The exhibition in the National Gallery draws heavily on his work of the 1960s, though there is a smattering of earlier pieces to show his development. Miro was, of course, strongly influenced by Klee and by Picasso, but as he aged he moved away from Klee's linear, rather precious style and became increasingly free and improvisational, almost brash. It is no secret that post war American painting made a strong impact on him, but it is arguable that he would have found his own way to Abstract Expressionism in any case (there were plenty of precedents for it in the School of Paris). Also, the New York School, in turn, owed him an early debt, which it never denied.

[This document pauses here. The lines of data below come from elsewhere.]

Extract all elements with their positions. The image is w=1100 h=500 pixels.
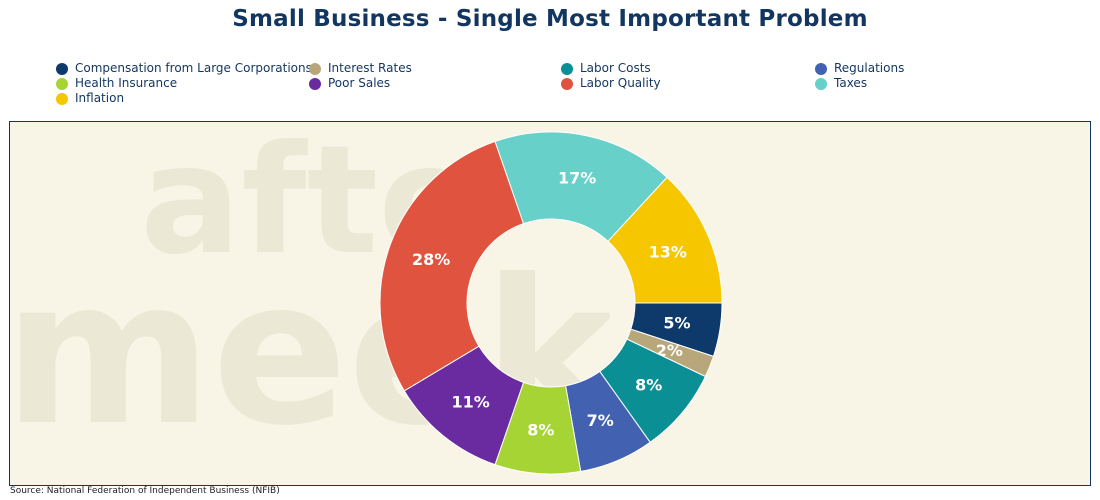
slice-label: 28% [412,250,450,269]
legend-label: Interest Rates [328,61,412,75]
slice-taxes[interactable] [494,131,668,243]
slice-label: 8% [635,375,662,394]
legend-swatch [815,77,827,90]
legend-item[interactable]: Regulations [815,61,904,76]
donut-chart: 5% 2% 8% 7% 8% 11% 28% 17% 13% [379,131,723,475]
legend-label: Regulations [834,61,905,75]
legend: Compensation from Large Corporations Inte… [56,61,1056,106]
slice-label: 5% [663,314,690,333]
legend-swatch [56,77,68,90]
legend-item[interactable]: Taxes [815,76,867,91]
legend-label: Poor Sales [328,76,391,90]
plot-area: afte meek 5% 2% 8% 7% 8% 11% 28% 17% 13% [9,121,1091,486]
legend-swatch [561,77,573,90]
legend-label: Compensation from Large Corporations [75,61,312,75]
legend-label: Taxes [834,76,868,90]
legend-swatch [309,62,321,75]
legend-item[interactable]: Labor Quality [561,76,661,91]
legend-item[interactable]: Compensation from Large Corporations [56,61,312,76]
legend-label: Labor Quality [580,76,661,90]
slice-label: 11% [451,392,489,411]
legend-swatch [815,62,827,75]
source-note: Source: National Federation of Independe… [10,486,280,496]
chart-title: Small Business - Single Most Important P… [232,6,868,32]
legend-label: Inflation [75,91,125,105]
legend-swatch [309,77,321,90]
legend-item[interactable]: Interest Rates [309,61,412,76]
slice-label: 13% [649,242,687,261]
slice-inflation[interactable] [607,176,723,304]
legend-item[interactable]: Inflation [56,91,124,106]
slice-label: 7% [587,411,614,430]
slice-label: 2% [656,341,683,360]
legend-item[interactable]: Health Insurance [56,76,177,91]
legend-item[interactable]: Poor Sales [309,76,390,91]
slice-labor-quality[interactable] [379,140,525,392]
legend-swatch [56,92,68,105]
slice-label: 17% [558,169,596,188]
legend-label: Health Insurance [75,76,178,90]
legend-item[interactable]: Labor Costs [561,61,651,76]
slice-label: 8% [527,421,554,440]
legend-swatch [56,62,68,75]
legend-swatch [561,62,573,75]
legend-label: Labor Costs [580,61,651,75]
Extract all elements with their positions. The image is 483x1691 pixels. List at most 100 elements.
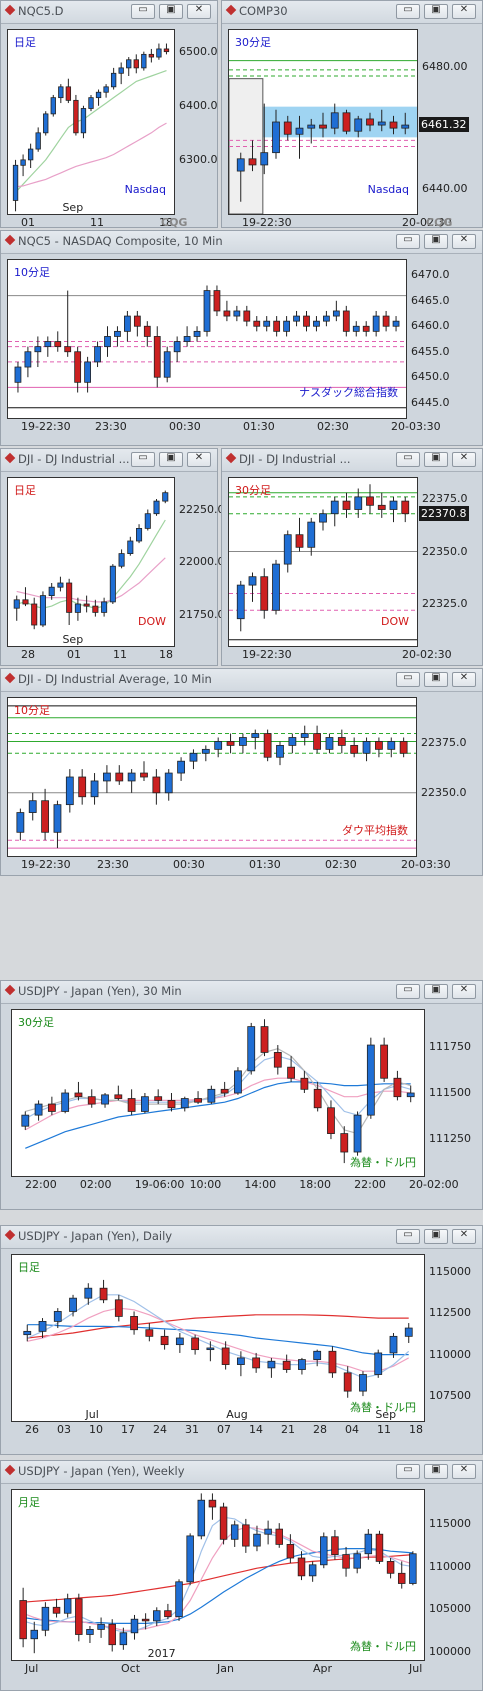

Miro had an early tendency - to be whimsical and "cute", but this virtually vanished as a darker, more visceral quality grew stronger. He also stepped up in scale, which was a definite, gain after the "tight" quality of the early work. A mood of sinister playfulness becomes evident, violence and hallucination are seldom very far away, large areas of black stamp themselves over other colours, there is a sense of brooding myth and spiritual turbulence. The legacy of Spanish Baroque is there, too, as well as that of Surrealism, but neither of these traditions ever rejected wit or humour, and Miro was well endowed with both.
L'Oiseau de Nuit of 1962 has a vein of dark, velvety, nocturnal poetry comparable to the best French poets of the period, most of whom Miro knew well personally. But the real quantum leap happened in the early 1970s, and just inside the entrance to the National Gallery exhibition there is a virtual triptych of large engravings which show the boldness, starkness and almost tragic quality of his "third period" - Lovers of the early Miro may not have cared for the late one, but like his fellow Catalan, Picasso, he did not sit and wait for his admirers to catch up.